With a beak that can penetrate a wet-suit, they are one little cute creature to definitely look at BUT Don't touch. The blue-ringed octopus is the size of a golf ball but its poison is powerful enough to kill an adult human in minutes. There's no known antidote. Residing in rock pools and coral, the blue ring octopus' rings will "glow" an electric blue when provoked or is on the defense. This is when it is most dangerous, especially to children, as it looks very pretty and harmless. 

Cone Shells

Cone shells look very pretty, but several types are known to be very dangerous to humans. The venom of some contains the most potent neurotoxins known to man.

Lion Fish

Lion-fish have venomous fin spines that can produce painful puncture wounds. Fatalities, however, are rare. The fish have elongated dorsal fin spines and enlarged pectoral fins, and each species has a pattern of zebra like stripes.

Stone Fish

With 13 dorsal spines that release a poisonous toxin when pressed, the Stone fish can inflict excruciating pain and possible death to the unwary. They dwell on stony, muddy bottom areas. Visitors walking on the beaches (especially at low tide) should always wear covered shoes with a sturdy sole. 

Sea Snakes 

Approx 15 species of sea snakes can be found on the reef.
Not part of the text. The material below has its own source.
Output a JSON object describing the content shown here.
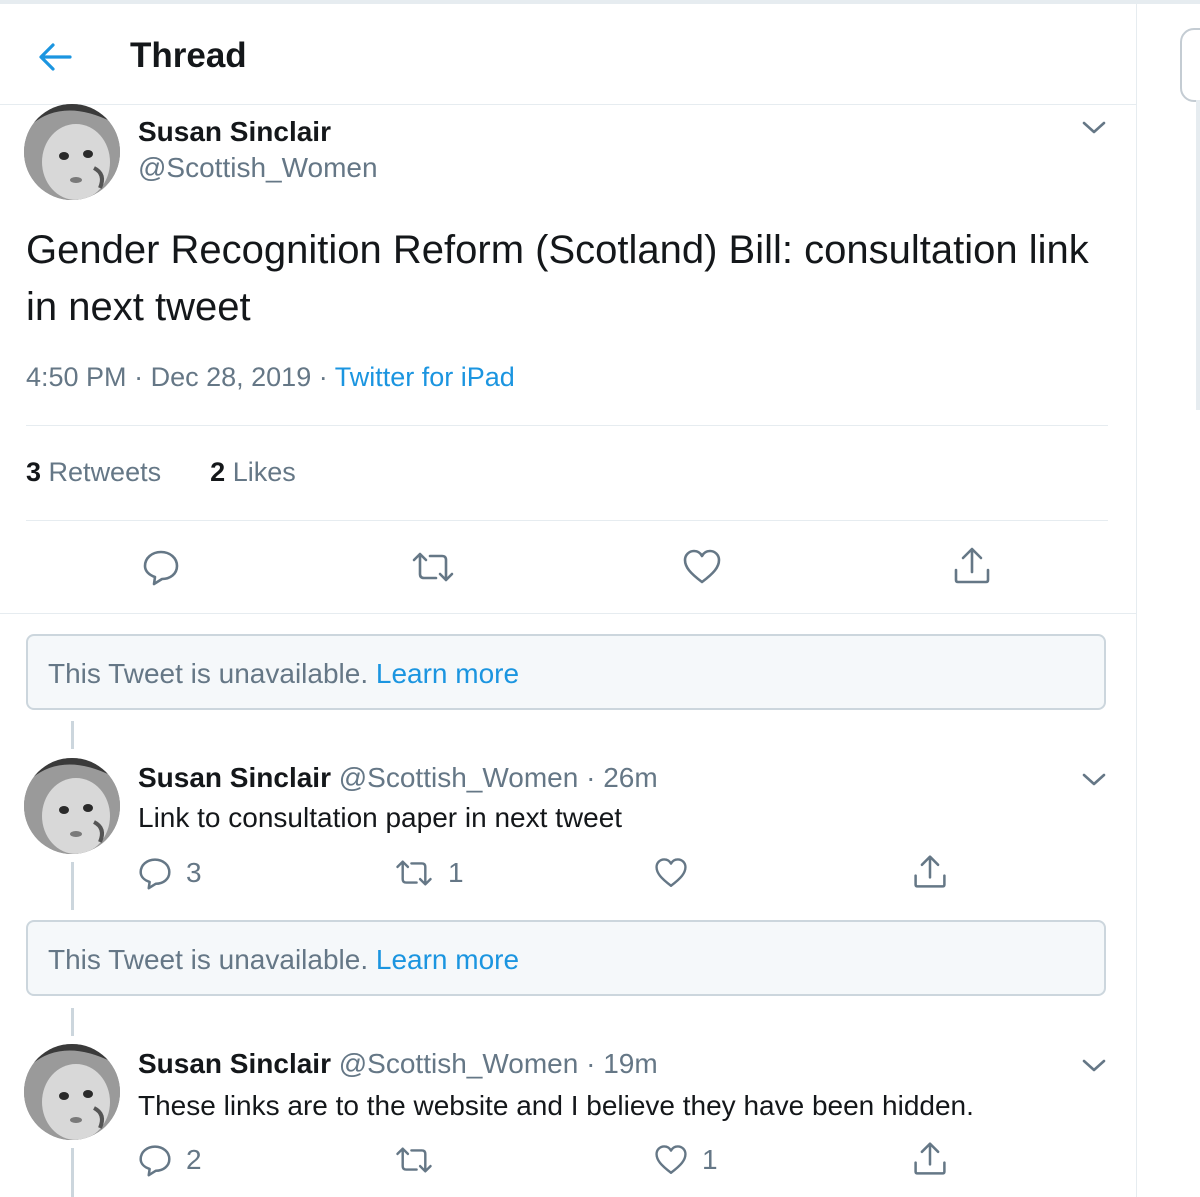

ALL OF THEM PRODUCE LETHAL VENOM. Having small fangs, they are not normally aggressive. There have been no reported deaths from sea snakes, however they should still be treated with respect.

Fatalities reported from stingray deaths are few and far between. Barbs on the stingrays' tail whip up when trodden on and can inflict serious lacerations and deep wounds. Tetanus is also a possibility if the wound becomes infected.